Introduction

Medical imaging is a fundamental component of cancer staging worldwide and forms a substantial part of current prognostic stratification tools. Innovative radiological techniques are expected to have a substantial role in developing future risk stratification models, which may subsequently influence clinical decision-making.

Cross-sectional imaging allows three-dimensional (3D) tumour visualisation, enabling non-invasive, quantitative analysis of tumour heterogeneity [1]. Texture analysis of medical images, together with other feature extraction algorithms, provides ‘radiomic’ data, which contain first-, second- and higher-order statistics that quantify the spatial distribution and intensity values of voxels within the tumour [2, 3].

Multiple sub-clonal populations of cells are known to co-exist within tumours [4]. Texture analysis could act as a 3D surrogate marker of underlying tumour heterogeneity. This, in combination with traditional staging methods, may improve decision tools and optimise treatment pathways [1].

Retrospective studies have investigated the ability of PET texture analysis to predict treatment response and survival in different solid cancers including lung, oesophageal, cervical, and head and neck [5,6,7]. A large multi-centre study including 1019 patients with lung and head and neck cancer conducted retrospective radiomic analysis on external data sets and demonstrated the additional benefit of CT texture analysis in the staging pathway. Radiomic data were combined with genomic data to produce a prognostic signature resulting in improved prognostic performance compared to traditional Tumour Node Metastasis (TNM) staging alone [1].

This study aimed to demonstrate the additional prognostic value of PET texture analysis compared with the current staging methods by developing a prognostic model in patients with oesophageal cancer (OC). We aimed to calculate a prognostic score that can stratify patients accordingly and perform internal validation of the prognostic model in an independent cohort of patients.

Materials and methods

Patient cohort

This is a retrospective cohort study of consecutive patients with biopsy-proven OC, including gastro-oesophageal junctional (GOJ) tumours, radiologically staged between 16 September 2010 and 31 July 2015. All patients were identified at the Regional Upper Gastro-intestinal (GI) Cancer multi-disciplinary team (MDT) meeting. Institutional Review Board approval was granted and the requirement for informed consent was waived.

Overall, 550 patients were considered for inclusion. Exclusion criteria were non- or poorly FDG-avid tumours [SUVmax <3 (n = 60)], an MTV <5 ml (n = 52), histology other than adenocarcinoma or squamous cell carcinoma (n = 21), a synchronous primary malignancy (n = 7) or an oesophageal stent in situ (n = 7).
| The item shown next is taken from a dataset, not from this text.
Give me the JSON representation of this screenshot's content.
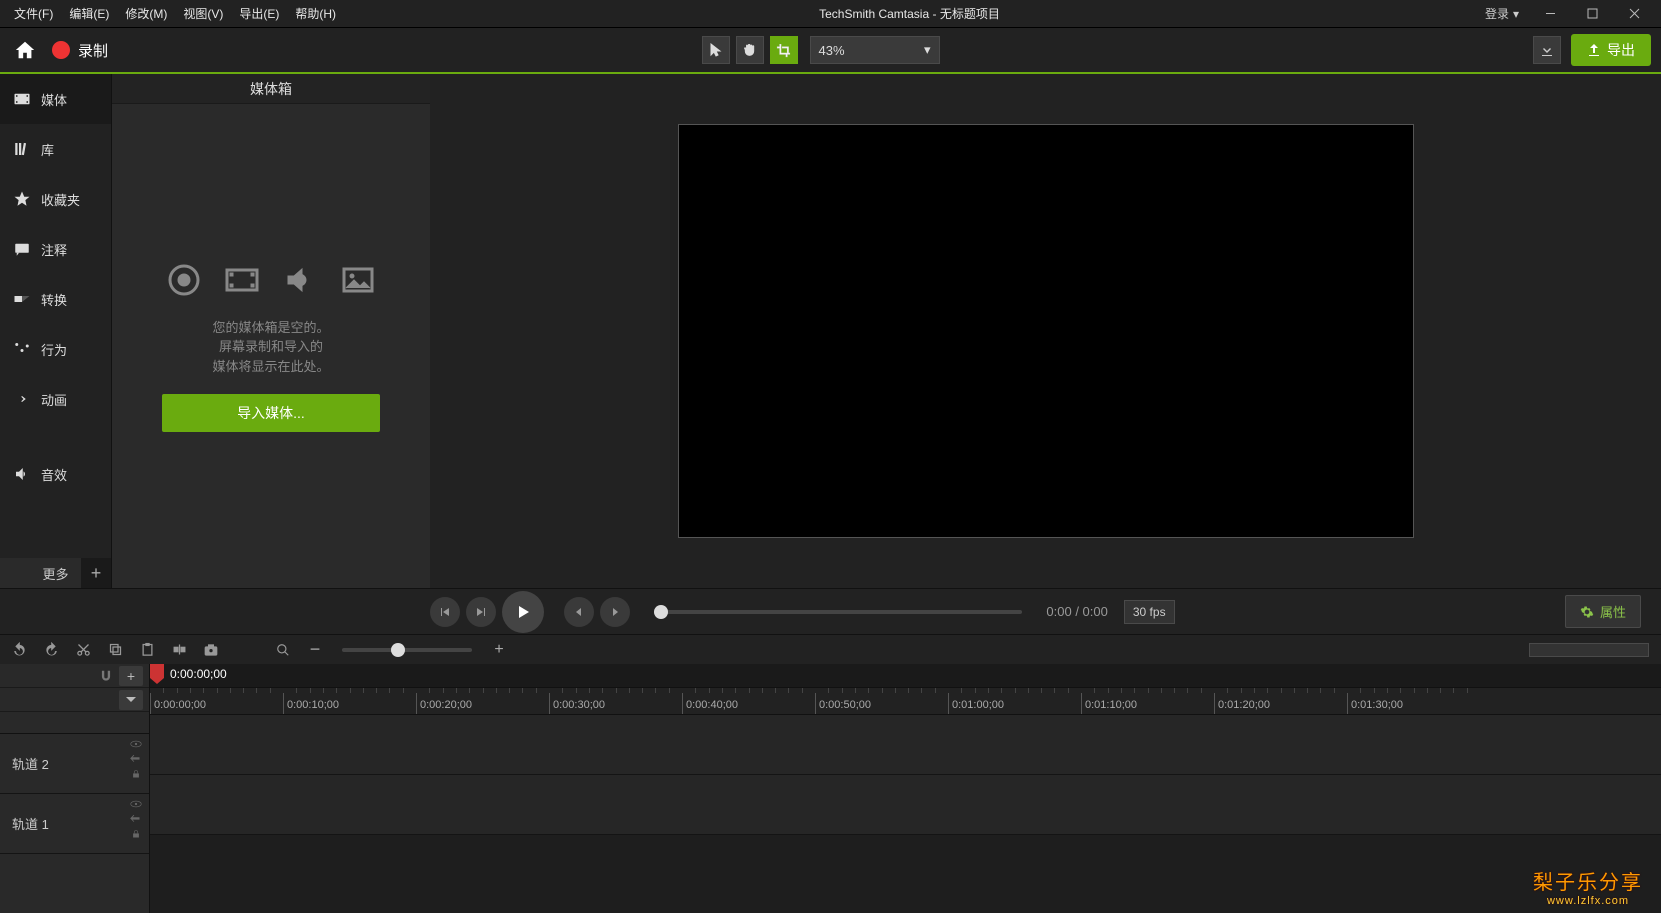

Following exclusions, 403 patients were included and chronologically separated into two independent cohorts. The first (development) cohort included 302 patients radiologically staged between 16 September 2010 and 15 September 2014. The second (validation) cohort included 101 patients radiologically staged between 16 September 2014 and 31 July 2015.

All patients were deemed to have potentially curable disease following contrast-enhanced CT (CECT) staging investigation. All PET/CT examinations were performed separately, following the initial CECT, and reported in the same centre by Consultant Radiologists with an interest in Nuclear Medicine. Clinical, radiological, histological and outcome data were recorded in a prospectively maintained database and were updated in July 2016. Radiological staging was performed according to the Union for International Cancer Control (UICC) TNM 7th edition [8].

PET/CT protocol

Patients were fasted for at least 6 hours prior to tracer administration. Serum glucose levels were routinely checked and confirmed as less than 7.0 mmol/L prior to imaging. Patients received a dose of 4 MBq of 18F-FDG/kg. Uptake time was 90 min, standard practice at our institution. A GE 690 scanner (GE Healthcare, Buckinghamshire, UK) was used. CT images were acquired in a helical acquisition with a pitch of 0.98 and tube rotation speed of 0.5 s. Tube output was 120 kVp with output modulation between 20 and 200 mA. Matrix size for the CT acquisition was 512 × 512 pixels with a 50-cm field of view. No oral or intravenous contrast was administered. PET images were acquired at 3 min per field of view. The length of the axial field of view was 15.7 cm (skull base to mid-thigh). Images were reconstructed with the ordered subset expectation maximisation algorithm, with 24 subsets and 2 iterations. Matrix size was 256 × 256 pixels, using the VUE Point™ time of flight algorithm.

Treatment protocols

Patients had surgery alone (SA), neo-adjuvant chemotherapy (NACT) or neo-adjuvant chemoradiotherapy (NACRT) prior to surgery, definitive chemo-radiotherapy (dCRT) or palliative therapy. The optimum treatment strategy was decided by consensus at the MDT. In general, fit patients with tumours pre-operatively staged as T3/T4a, N0/N1 were pre-operatively treated with NACT or NACRT. Less fit patients, or those with T1/2 N0 disease, had surgery alone. Patients deemed unsuitable for surgery because of co-morbidity and/or performance status, extensive loco-regional disease or personal choice received dCRT.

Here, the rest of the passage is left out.